La cité antique et l’empire athénien

Athènes occupe une place privilégiée dans le cœur des Grecs de l’Antiquité, et dans celui de tous les hommes cultivés. Elle le doit à sa constitution démocratique, qui, garantissant à tous les citoyens l’égalité et la liberté, y avait rendu la vie plus agréable qu’ailleurs et plus féconde.

La cité et ses habitants

• Les citoyens : 40 000 environ au milieu du ve s. Pour être citoyen (loi de 451), il faut être né de père et mère athéniens, unis en mariage légitime.
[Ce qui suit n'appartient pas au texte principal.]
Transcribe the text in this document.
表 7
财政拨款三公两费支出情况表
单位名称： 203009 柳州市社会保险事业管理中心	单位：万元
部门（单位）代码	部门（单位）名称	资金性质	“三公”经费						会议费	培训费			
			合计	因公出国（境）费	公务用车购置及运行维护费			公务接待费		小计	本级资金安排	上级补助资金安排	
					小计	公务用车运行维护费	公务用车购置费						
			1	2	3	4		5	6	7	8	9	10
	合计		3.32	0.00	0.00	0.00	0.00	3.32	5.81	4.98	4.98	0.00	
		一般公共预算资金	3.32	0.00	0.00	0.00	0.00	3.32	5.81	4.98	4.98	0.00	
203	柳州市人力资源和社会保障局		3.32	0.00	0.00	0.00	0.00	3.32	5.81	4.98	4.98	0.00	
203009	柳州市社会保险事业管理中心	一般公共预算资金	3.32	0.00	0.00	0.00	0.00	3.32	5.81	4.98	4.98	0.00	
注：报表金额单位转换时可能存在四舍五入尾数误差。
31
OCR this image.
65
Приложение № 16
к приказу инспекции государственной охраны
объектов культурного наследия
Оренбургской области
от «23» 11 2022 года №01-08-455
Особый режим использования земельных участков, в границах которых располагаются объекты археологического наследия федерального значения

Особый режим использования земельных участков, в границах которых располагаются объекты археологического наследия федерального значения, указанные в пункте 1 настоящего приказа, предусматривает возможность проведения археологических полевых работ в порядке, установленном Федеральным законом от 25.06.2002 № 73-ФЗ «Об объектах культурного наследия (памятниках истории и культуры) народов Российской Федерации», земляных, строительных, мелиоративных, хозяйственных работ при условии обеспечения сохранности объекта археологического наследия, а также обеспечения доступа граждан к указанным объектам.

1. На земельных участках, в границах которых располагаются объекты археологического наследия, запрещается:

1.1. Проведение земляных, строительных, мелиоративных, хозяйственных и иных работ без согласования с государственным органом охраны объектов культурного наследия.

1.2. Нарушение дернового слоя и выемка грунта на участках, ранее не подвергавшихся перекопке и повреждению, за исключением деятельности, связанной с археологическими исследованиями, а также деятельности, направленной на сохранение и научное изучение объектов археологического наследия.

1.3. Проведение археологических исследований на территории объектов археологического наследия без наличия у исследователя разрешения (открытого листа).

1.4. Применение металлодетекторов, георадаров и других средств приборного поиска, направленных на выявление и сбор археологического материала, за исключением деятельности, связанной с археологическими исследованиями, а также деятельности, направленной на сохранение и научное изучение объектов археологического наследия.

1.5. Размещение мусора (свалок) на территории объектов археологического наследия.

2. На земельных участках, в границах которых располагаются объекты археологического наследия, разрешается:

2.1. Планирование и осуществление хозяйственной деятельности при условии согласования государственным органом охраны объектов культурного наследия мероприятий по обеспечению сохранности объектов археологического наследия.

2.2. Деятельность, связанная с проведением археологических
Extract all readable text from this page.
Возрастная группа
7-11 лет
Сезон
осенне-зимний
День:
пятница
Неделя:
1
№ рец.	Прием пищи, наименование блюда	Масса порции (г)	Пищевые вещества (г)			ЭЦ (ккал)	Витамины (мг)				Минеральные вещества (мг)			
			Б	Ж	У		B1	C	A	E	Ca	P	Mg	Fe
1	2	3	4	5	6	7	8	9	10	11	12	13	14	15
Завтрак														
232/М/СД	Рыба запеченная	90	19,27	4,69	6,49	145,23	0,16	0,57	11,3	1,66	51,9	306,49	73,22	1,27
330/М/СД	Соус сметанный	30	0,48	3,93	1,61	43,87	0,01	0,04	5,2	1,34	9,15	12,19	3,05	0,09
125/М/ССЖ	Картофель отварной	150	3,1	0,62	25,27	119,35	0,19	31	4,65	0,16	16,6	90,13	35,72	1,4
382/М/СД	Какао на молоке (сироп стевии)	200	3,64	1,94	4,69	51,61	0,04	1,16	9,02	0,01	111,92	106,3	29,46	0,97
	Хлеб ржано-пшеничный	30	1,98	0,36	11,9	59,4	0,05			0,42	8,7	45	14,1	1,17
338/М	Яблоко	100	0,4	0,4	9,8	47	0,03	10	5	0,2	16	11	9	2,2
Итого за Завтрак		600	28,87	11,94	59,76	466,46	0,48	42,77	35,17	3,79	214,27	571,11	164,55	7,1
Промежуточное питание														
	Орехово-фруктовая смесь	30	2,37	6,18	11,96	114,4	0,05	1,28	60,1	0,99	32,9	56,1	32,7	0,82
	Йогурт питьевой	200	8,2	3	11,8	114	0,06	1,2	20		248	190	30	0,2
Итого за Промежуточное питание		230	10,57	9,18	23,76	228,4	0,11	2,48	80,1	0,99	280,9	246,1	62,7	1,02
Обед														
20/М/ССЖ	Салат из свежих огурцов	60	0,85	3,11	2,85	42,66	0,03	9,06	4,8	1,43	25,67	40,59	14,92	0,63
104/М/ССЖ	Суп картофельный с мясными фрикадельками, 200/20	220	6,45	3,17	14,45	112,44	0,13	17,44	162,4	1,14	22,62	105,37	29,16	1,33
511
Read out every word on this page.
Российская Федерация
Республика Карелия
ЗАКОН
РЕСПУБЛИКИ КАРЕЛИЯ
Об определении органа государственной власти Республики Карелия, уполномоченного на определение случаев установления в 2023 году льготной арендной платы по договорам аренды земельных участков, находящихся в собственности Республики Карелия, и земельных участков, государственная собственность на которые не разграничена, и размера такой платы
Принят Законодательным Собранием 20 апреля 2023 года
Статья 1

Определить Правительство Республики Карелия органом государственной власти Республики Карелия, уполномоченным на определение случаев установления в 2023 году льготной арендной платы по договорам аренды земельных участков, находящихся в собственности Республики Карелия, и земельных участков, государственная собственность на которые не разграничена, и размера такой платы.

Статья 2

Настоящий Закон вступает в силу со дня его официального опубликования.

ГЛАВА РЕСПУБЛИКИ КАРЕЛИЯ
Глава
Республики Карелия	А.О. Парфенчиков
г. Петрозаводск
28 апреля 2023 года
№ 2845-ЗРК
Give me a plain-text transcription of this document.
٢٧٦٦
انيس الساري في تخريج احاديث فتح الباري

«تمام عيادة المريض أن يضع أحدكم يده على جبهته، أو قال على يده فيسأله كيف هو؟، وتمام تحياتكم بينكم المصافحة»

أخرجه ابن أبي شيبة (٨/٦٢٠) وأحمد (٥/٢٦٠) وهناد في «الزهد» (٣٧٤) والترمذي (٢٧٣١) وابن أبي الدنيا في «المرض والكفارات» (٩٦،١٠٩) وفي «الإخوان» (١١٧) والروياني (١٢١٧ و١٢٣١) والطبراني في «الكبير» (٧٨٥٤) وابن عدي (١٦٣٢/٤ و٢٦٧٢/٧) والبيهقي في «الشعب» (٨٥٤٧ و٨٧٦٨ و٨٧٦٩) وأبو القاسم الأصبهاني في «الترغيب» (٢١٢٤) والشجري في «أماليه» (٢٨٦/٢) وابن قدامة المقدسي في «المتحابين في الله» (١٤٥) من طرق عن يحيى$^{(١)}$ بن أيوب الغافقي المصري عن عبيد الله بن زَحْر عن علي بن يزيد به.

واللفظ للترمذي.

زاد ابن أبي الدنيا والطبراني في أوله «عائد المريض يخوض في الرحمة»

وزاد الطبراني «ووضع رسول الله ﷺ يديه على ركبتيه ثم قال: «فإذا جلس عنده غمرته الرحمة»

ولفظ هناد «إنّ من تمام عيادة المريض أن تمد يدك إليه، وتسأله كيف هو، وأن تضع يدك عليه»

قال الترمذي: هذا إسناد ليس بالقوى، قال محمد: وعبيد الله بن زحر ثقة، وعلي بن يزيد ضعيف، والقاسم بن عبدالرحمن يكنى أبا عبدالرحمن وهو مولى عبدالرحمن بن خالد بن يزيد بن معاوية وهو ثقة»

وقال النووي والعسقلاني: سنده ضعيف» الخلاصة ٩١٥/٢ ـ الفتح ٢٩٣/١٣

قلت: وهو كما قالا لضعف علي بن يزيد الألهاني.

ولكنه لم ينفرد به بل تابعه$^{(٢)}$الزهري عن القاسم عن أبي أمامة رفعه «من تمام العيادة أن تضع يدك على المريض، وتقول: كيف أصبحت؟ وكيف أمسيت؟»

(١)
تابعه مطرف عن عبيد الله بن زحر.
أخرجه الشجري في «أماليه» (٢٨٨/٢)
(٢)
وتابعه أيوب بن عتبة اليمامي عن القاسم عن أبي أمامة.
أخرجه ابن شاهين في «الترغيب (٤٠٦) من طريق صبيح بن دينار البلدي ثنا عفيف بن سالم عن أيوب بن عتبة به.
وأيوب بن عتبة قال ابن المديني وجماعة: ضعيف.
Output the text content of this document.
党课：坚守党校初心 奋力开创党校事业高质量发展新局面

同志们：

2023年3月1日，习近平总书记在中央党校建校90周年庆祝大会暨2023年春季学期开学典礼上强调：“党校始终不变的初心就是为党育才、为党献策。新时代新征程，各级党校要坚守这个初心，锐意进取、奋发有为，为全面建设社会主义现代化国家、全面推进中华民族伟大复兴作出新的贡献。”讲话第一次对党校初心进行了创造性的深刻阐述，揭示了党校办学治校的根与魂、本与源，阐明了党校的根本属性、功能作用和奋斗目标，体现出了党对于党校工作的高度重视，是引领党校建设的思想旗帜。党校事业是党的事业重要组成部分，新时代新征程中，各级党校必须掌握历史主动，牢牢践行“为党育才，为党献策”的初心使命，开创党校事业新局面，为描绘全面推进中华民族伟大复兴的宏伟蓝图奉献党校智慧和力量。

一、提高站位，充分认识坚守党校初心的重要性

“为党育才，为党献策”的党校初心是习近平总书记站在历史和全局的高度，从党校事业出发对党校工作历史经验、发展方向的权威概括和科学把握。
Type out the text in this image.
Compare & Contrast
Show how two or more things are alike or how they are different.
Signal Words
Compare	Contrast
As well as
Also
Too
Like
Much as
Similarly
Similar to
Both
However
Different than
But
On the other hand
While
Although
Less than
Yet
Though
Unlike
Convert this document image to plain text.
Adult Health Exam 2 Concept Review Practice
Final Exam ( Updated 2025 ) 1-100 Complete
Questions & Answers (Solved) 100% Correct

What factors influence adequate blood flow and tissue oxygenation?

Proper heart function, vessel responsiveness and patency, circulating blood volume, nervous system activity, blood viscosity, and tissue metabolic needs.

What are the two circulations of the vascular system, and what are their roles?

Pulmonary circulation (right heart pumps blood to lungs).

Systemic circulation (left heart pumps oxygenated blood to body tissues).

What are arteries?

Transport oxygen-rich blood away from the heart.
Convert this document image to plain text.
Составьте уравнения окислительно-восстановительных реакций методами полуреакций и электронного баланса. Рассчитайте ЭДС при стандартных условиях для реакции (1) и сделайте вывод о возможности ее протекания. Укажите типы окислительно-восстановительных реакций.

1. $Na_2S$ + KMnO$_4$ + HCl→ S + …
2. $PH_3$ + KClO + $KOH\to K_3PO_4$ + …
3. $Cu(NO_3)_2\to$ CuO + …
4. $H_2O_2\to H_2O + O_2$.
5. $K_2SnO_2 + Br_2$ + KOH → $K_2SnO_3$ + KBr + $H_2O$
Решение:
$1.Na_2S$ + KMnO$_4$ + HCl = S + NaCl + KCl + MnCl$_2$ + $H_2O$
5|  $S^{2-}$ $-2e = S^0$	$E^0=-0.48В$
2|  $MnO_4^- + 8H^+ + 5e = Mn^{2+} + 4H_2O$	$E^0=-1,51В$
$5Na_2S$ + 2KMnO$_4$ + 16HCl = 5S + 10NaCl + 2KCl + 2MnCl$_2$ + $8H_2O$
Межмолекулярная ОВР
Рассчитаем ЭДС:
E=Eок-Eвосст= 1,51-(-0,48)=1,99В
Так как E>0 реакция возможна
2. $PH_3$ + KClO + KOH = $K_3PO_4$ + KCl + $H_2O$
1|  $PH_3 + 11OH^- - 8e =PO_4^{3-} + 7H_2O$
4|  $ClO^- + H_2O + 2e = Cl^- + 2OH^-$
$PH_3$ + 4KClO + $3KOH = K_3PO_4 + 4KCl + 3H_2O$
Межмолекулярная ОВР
La qualité de citoyen est reconnue quand le père d’un enfant l’a présenté à la cité, par l’intermédiaire des assemblées locales : la plus importante de ces formalités est l’inscription sur les registres du dème (circonscription locale) de l’adolescent au moment où il atteint ses dix-huit ans ; l’assemblée du dème vote pour décider s’il y a lieu de l’inscrire ou, sa naissance étant entachée de suspicion, de le rejeter. À partir de ce moment, le jeune homme est citoyen de plein droit, mais ne jouira de ses privilèges qu’après son service militaire (l’éphébie).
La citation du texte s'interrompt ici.